Jakarta,– Aroma tak sedap tercium dari penanganan kasus dugaan korupsi Dana Desa (DD) di Kabupaten Alor, Nusa Tenggara Timur. Sebuah kolaborasi antara penguasa anggaran dan oknum kontraktor kini menjadi sorotan nasional setelah pihak kuasa hukum UD. Tetap Jaya resmi menyeret persoalan ini ke meja Komisi Kejaksaan (Komjak) Republik Indonesia di Jakarta, Senin (13/4/2026).
Laporan ini bukan sekadar urusan proyek mangkrak, melainkan dugaan adanya “hubungan istimewa” antara oknum kontraktor bernama Mukhlis dengan Kejaksaan Negeri (Kejari) Alor yang hingga kini masih menjadi misteri besar.
Kejari Alor Dalam Sorotan: Mengapa Mukhlis Diistimewakan?
Fransisco Bernando Bessi, Kuasa Hukum Maria Bernadeta Yuni (Direktur UD. Tetap Jaya), mengungkapkan keganjilan yang luar biasa dalam penanganan perkara di Alor. Usai bertemu Komisioner Komjak RI, Nurochman, Fransisco menegaskan bahwa pihaknya fokus membongkar peran Mukhlis yang dianggap kebal hukum.
”Kami mempertanyakan hubungan hukumnya seperti apa. Kenapa saudara Mukhlis ini seolah menjadi sosok ‘antah berantah’ yang selalu diistimewakan oleh Kejari Alor? Ini misteri dan tanda tanya besar yang harus dibuka tabirnya,” tegas Fransisco di hadapan awak media.
Laporan tersebut kabarnya direspons serius oleh Komjak RI. Dalam waktu dekat, Komjak berencana memberikan atensi langsung kepada Kepala Kejaksaan Tinggi (Kajati) NTT untuk mengevaluasi kinerja Kejari Alor.
Proyek ‘Lampu Gaib’ Rp152 Juta: Cair 100%, Barang Nol!
Dugaan konspirasi ini semakin menguat seiring dengan teriakan warga Desa Alumang, Kecamatan Pantar Barat Laut. Mereka mendesak agar Mukhlis segera ditetapkan sebagai tersangka.
Bagaimana tidak? Proyek pengadaan 7 unit lampu Penerangan Jalan Umum (PJU) tahun anggaran 2025 senilai Rp152.850.000 dilaporkan telah dicairkan 100%, namun hingga Maret 2026, tak satu pun tiang lampu berdiri di desa tersebut.
Fakta-fakta Skandal Desa Alumang:
Realisasi Nol: Hingga kini, warga mengaku belum pernah melihat wujud fisik lampu tersebut.
Pelanggaran Prosedur: Anggaran cair total pada 2025, padahal sesuai aturan, pembayaran seharusnya mengikuti progres fisik barang.

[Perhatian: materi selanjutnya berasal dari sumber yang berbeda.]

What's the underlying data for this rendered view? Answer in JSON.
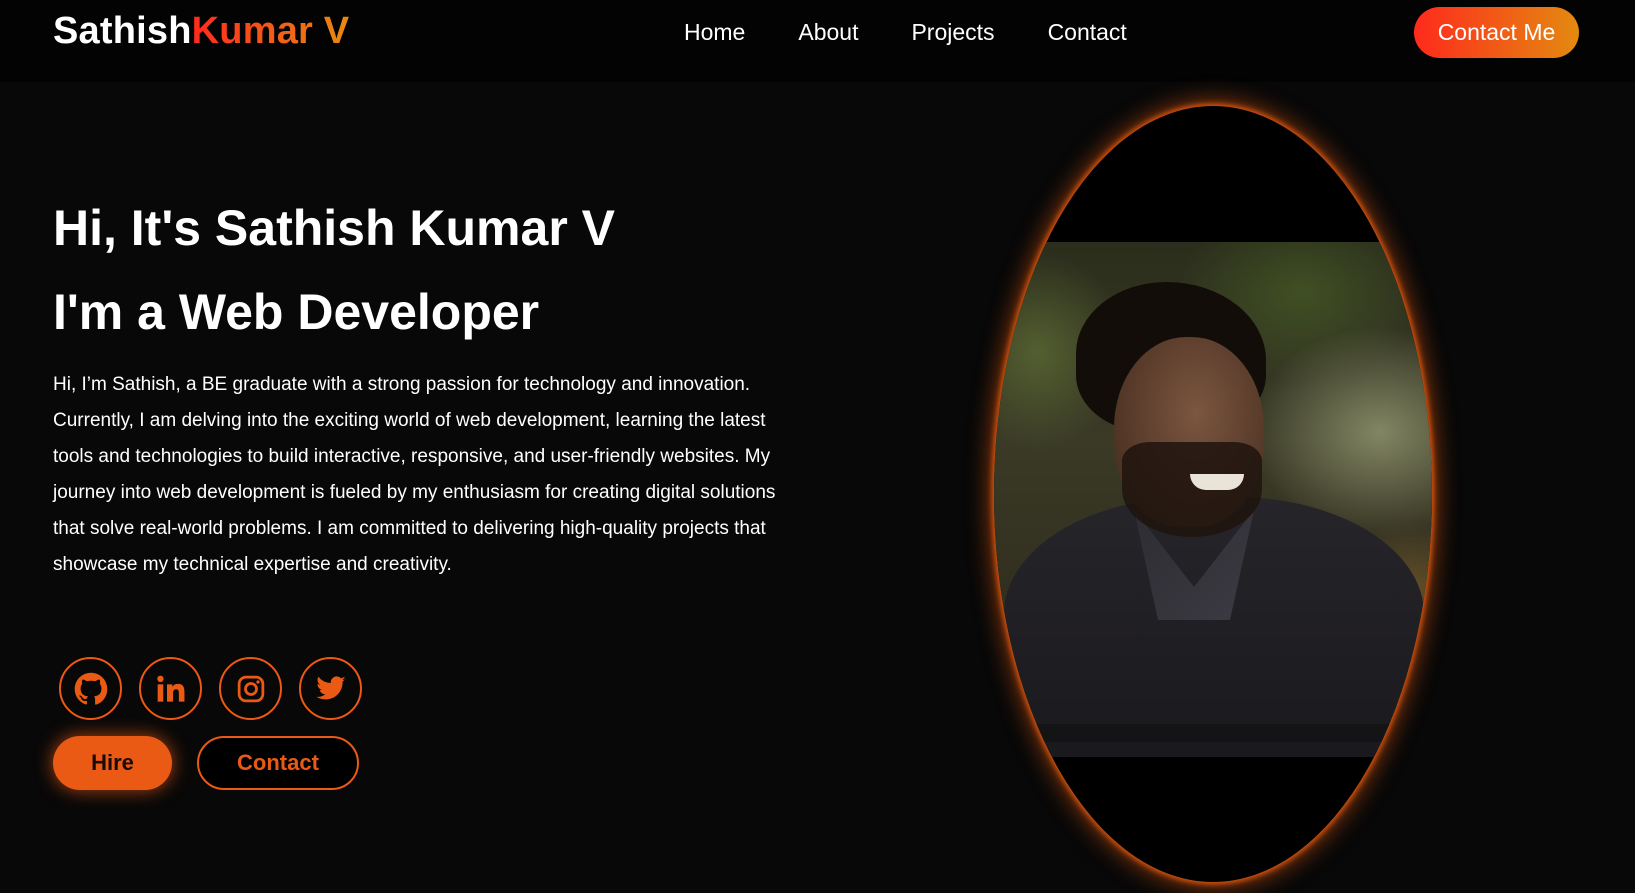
{
  "brand": {
    "first": "Sathish",
    "last": "Kumar V",
    "accent_start": "#ff2a1c",
    "accent_end": "#e88a12"
  },
  "nav": {
    "items": [
      {
        "label": "Home"
      },
      {
        "label": "About"
      },
      {
        "label": "Projects"
      },
      {
        "label": "Contact"
      }
    ],
    "cta_label": "Contact Me"
  },
  "hero": {
    "greeting": "Hi, It's Sathish Kumar V",
    "role": "I'm a Web Developer",
    "bio": "Hi, I’m Sathish, a BE graduate with a strong passion for technology and innovation. Currently, I am delving into the exciting world of web development, learning the latest tools and technologies to build interactive, responsive, and user-friendly websites. My journey into web development is fueled by my enthusiasm for creating digital solutions that solve real-world problems. I am committed to delivering high-quality projects that showcase my technical expertise and creativity.",
    "socials": [
      {
        "icon": "github-icon"
      },
      {
        "icon": "linkedin-icon"
      },
      {
        "icon": "instagram-icon"
      },
      {
        "icon": "twitter-icon"
      }
    ],
    "hire_label": "Hire",
    "contact_label": "Contact",
    "accent": "#ea5a14"
  },
  "portrait": {
    "icon": "profile-photo"
  }
}
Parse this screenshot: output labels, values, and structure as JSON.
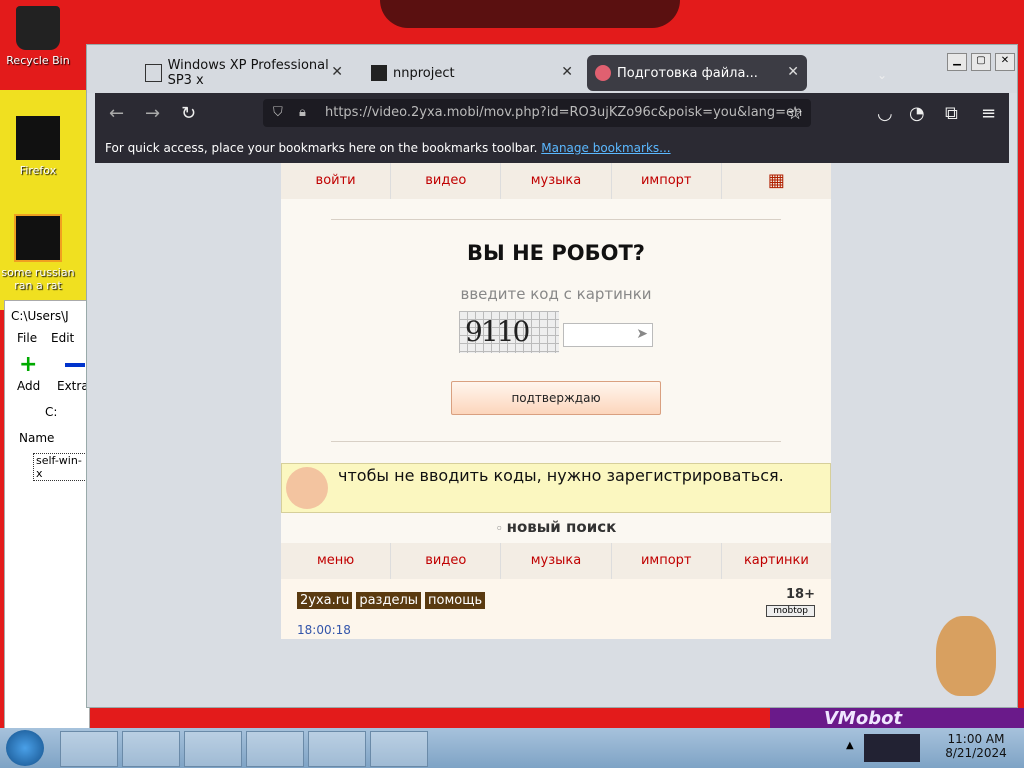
{
  "desktop": {
    "icons": [
      {
        "label": "Recycle Bin"
      },
      {
        "label": "Firefox"
      },
      {
        "label": "some russian ran a rat"
      }
    ]
  },
  "browser": {
    "tabs": [
      {
        "label": "Windows XP Professional SP3 x"
      },
      {
        "label": "nnproject"
      },
      {
        "label": "Подготовка файла..."
      }
    ],
    "url": "https://video.2yxa.mobi/mov.php?id=RO3ujKZo96c&poisk=you&lang=en",
    "bookmarks_text": "For quick access, place your bookmarks here on the bookmarks toolbar.",
    "bookmarks_link": "Manage bookmarks..."
  },
  "page": {
    "top_menu": [
      "войти",
      "видео",
      "музыка",
      "импорт"
    ],
    "title": "ВЫ НЕ РОБОТ?",
    "subtitle": "введите код с картинки",
    "captcha_code": "9110",
    "confirm_label": "подтверждаю",
    "notice": "чтобы не вводить коды, нужно зарегистрироваться.",
    "new_search": "новый поиск",
    "bottom_menu": [
      "меню",
      "видео",
      "музыка",
      "импорт",
      "картинки"
    ],
    "footer_tags": [
      "2yxa.ru",
      "разделы",
      "помощь"
    ],
    "age": "18+",
    "counter": "mobtop",
    "time": "18:00:18"
  },
  "zip": {
    "title": "C:\\Users\\J",
    "menu": [
      "File",
      "Edit"
    ],
    "tools": [
      "Add",
      "Extrac"
    ],
    "path": "C:",
    "column": "Name",
    "file": "self-win-x"
  },
  "taskbar": {
    "time": "11:00 AM",
    "date": "8/21/2024"
  },
  "overlay": {
    "vmobot": "VMobot"
  }
}
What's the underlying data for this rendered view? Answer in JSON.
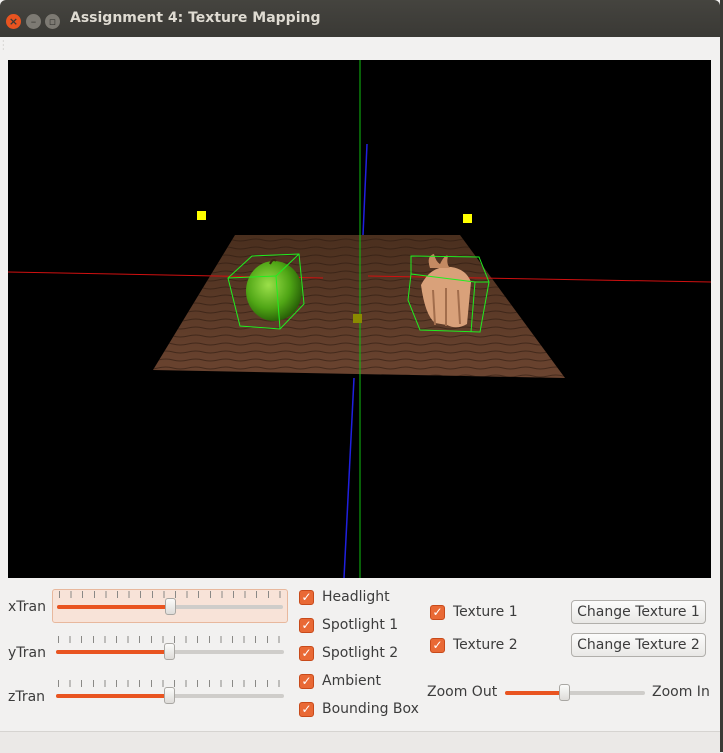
{
  "window": {
    "title": "Assignment 4: Texture Mapping",
    "close_glyph": "×",
    "minimize_glyph": "–",
    "maximize_glyph": "▫"
  },
  "sliders": [
    {
      "label": "xTran",
      "value": 0.5,
      "focused": true
    },
    {
      "label": "yTran",
      "value": 0.5,
      "focused": false
    },
    {
      "label": "zTran",
      "value": 0.5,
      "focused": false
    }
  ],
  "lighting_checkboxes": [
    {
      "label": "Headlight",
      "checked": true
    },
    {
      "label": "Spotlight 1",
      "checked": true
    },
    {
      "label": "Spotlight 2",
      "checked": true
    },
    {
      "label": "Ambient",
      "checked": true
    },
    {
      "label": "Bounding Box",
      "checked": true
    }
  ],
  "texture_checkboxes": [
    {
      "label": "Texture 1",
      "checked": true
    },
    {
      "label": "Texture 2",
      "checked": true
    }
  ],
  "buttons": {
    "change_texture_1": "Change Texture 1",
    "change_texture_2": "Change Texture 2"
  },
  "zoom": {
    "out_label": "Zoom Out",
    "in_label": "Zoom In",
    "value": 0.42
  },
  "colors": {
    "accent": "#e95420",
    "scene_background": "#000000",
    "axis_x": "#d01010",
    "axis_y": "#10c010",
    "axis_z": "#2020e0",
    "light_marker": "#ffff00",
    "bounding_box": "#20ee20"
  }
}
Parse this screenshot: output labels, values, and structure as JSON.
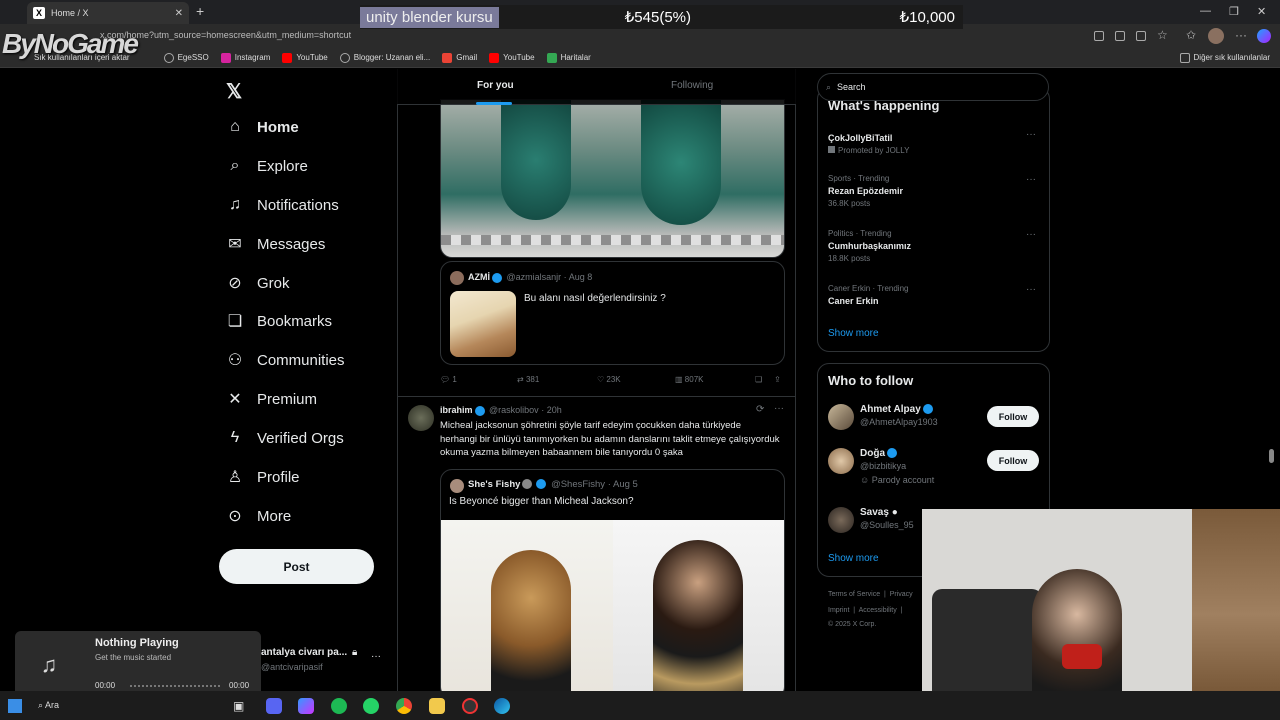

Alasan Klasik: Kepala Desa Alumang, Pestus Lily, berkilah bahwa barang masih dalam proses pengiriman dan terkendala cuaca.
“Jangan Tebang Pilih!”
Tokoh masyarakat Pulau Pantar, Bernadus Wabang, mencium adanya aroma “main mata” yang sistematis. Ia memperingatkan aparat penegak hukum agar tidak bermain-main dengan uang rakyat.
”Jangan kan dipasang, bentuk lampunya saja kami belum lihat. Kalau ini dianggap sepele, berarti ada tebang pilih dalam proses hukum di Alor!” cetus Wabang.
Kasus ini kini menjadi bola salju yang terus membesar. Publik kini menunggu keberanian Kejati NTT dan Komisi Kejaksaan untuk membedah apa yang sebenarnya terjadi di balik “tembok” Kejari Alor. Apakah hukum akan tajam ke bawah dan tumpul ke atas, ataukah misteri ‘anak emas’ ini akan segera berakhir di jeruji besi?